Administrar justiça em nome do povo

17 novembro, 2017 às 00:10

"Os tribunais são os órgãos de soberania com competência para administrar justiça em nome do povo". Assim estabelece o artigo 202.º, n.º 1 da nossa Constituição. São órgãos de soberania que administram justiça sob a figura da representação constitucional dos cidadãos.

No tão divulgado caso de violência doméstica sobre "mulher adúltera", a comunidade nacional e internacional indignou-se com a decisão do Tribunal da Relação do Porto que, atenuando consideravelmente a culpa dos arguidos, condenou-os em pena de prisão, suspendendo a sua execução, a par de penas de multa. O que mais indignou a comunidade foi a fundamentação com tiradas bíblicas (do Antigo Testamento) e alusões ao Código Penal de 1886. A Igreja lamentou "o acórdão que usa a Bíblia para justificar violência".

A censura jurídico-penal pertence ao povo, filtrada pelos órgãos constitucionalmente competentes que o representam, os tribunais. A estes cabe valorar factos e normas, vinculados à axiologia social envolvente, ao seu pluralismo e à sua inexorável evolução. Se o poder for exercido, ignorando tais premissas, emitindo valorações ou convicções próprias de quem decide, existe abuso (do poder constitucional) de representação, defraudando expectativas comunitárias e abandonando os cidadãos ao arbítrio de cada juiz de causa. Com as implicações constitucionais de violação de direitos humanos e de avaliação do mérito dos magistrados que daí possam advir.

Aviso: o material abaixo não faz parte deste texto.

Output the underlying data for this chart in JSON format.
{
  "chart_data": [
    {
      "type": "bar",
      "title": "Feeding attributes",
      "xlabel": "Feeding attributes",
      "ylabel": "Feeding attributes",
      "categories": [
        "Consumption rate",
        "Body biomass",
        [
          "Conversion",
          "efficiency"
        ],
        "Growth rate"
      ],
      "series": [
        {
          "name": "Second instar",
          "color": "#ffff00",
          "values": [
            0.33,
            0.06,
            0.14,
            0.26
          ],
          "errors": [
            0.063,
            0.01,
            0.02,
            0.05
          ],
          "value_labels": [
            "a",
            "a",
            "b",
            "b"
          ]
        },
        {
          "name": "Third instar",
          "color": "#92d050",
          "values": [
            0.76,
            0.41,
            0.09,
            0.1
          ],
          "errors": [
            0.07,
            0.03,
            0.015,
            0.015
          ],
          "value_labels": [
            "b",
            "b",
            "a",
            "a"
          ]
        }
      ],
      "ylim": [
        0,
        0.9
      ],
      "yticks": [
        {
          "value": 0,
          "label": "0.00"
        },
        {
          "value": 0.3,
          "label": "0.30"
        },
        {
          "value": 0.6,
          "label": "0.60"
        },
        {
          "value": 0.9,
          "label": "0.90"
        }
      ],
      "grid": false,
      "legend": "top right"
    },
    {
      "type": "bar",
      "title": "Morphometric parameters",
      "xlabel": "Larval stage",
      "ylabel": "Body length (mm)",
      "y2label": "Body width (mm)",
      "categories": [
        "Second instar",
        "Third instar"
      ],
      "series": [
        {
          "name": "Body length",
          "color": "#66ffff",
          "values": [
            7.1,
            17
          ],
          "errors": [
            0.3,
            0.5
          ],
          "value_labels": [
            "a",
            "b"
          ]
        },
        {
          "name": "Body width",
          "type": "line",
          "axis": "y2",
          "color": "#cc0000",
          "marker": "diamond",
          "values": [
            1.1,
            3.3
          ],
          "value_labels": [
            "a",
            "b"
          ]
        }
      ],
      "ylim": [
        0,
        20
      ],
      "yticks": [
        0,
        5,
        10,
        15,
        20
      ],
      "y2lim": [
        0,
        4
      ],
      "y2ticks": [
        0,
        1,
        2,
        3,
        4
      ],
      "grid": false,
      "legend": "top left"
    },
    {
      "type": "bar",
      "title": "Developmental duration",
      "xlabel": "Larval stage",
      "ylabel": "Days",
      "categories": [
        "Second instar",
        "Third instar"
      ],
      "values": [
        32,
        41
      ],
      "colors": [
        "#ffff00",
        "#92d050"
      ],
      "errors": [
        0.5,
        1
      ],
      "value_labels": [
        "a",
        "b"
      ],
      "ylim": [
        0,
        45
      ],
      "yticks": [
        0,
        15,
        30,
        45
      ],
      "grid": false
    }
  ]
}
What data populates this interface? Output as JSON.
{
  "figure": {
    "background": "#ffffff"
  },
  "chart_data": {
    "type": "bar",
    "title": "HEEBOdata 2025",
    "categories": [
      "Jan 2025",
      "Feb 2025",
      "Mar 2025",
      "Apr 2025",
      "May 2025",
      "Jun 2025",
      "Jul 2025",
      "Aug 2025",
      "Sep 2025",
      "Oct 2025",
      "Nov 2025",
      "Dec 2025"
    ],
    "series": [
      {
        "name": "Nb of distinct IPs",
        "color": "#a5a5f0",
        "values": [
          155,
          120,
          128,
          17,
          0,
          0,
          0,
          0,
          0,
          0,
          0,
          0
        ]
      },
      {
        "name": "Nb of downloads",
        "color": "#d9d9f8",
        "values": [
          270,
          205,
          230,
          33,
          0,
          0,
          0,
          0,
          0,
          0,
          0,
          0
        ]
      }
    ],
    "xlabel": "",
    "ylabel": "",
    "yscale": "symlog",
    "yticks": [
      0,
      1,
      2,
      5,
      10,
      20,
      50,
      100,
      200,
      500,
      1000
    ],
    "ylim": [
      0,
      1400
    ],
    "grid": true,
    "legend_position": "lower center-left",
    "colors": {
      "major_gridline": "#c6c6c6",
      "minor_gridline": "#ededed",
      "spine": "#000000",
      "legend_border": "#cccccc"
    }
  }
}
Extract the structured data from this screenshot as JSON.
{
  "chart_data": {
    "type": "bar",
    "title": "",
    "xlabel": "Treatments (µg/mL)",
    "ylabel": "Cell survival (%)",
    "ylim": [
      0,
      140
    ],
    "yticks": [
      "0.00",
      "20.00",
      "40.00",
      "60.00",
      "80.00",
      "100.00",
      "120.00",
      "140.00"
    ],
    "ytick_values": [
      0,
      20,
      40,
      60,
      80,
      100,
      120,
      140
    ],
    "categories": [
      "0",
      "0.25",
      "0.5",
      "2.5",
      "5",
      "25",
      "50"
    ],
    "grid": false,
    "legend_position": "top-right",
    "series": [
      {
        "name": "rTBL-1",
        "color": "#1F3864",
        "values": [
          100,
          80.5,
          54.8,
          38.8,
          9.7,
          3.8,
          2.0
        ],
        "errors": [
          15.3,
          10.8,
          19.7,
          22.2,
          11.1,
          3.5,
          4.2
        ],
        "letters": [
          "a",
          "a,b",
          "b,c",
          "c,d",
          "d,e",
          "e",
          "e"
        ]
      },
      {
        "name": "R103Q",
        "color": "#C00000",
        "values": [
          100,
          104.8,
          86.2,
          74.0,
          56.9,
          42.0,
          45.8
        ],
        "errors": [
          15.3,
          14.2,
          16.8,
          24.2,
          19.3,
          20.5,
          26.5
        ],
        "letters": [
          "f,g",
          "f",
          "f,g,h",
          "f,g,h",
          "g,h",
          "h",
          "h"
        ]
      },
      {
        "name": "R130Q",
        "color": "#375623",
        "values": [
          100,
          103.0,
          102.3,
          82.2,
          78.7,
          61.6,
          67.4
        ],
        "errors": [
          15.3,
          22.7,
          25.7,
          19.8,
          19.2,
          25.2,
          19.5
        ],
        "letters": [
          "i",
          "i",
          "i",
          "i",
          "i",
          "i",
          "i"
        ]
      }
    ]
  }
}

A democracia nacional, com todas as virtudes e defeitos, vai amadurecendo, fazendo o seu caminho. Não esqueçamos, todavia, que o modelo de um Estado de direito democrático, que se pretenda liberal e plural, envolve a tripartição de poderes, de entre os quais o poder judicial. Não tomando a nuvem por Juno, a verdade é que alguma "cultura obsoleta" (residual, mas..) que dimana, por vezes, dos nossos tribunais (quem não se lembra da "coutada do macho ibérico"), denegrindo-os injustamente, deve ser contrariada. A formação pedagógica, neste particular, assume papel fundamental. Começa nos variados contextos da sociedade civil e perpassa diversas instituições. Às faculdades de Direito cabe, na prossecução do serviço público, conferir sólida formação (não só técnica, mas também) humanista, social, ética e cultural.

Para que Portugal possa vir a posicionar-se, definitivamente e na plenitude dos seus poderes soberanos, como democracia liberal.

* DIRETOR DA FACULDADE DE DIREITO DA UNIVERSIDADE LUSÍADA - NORTE (PORTO)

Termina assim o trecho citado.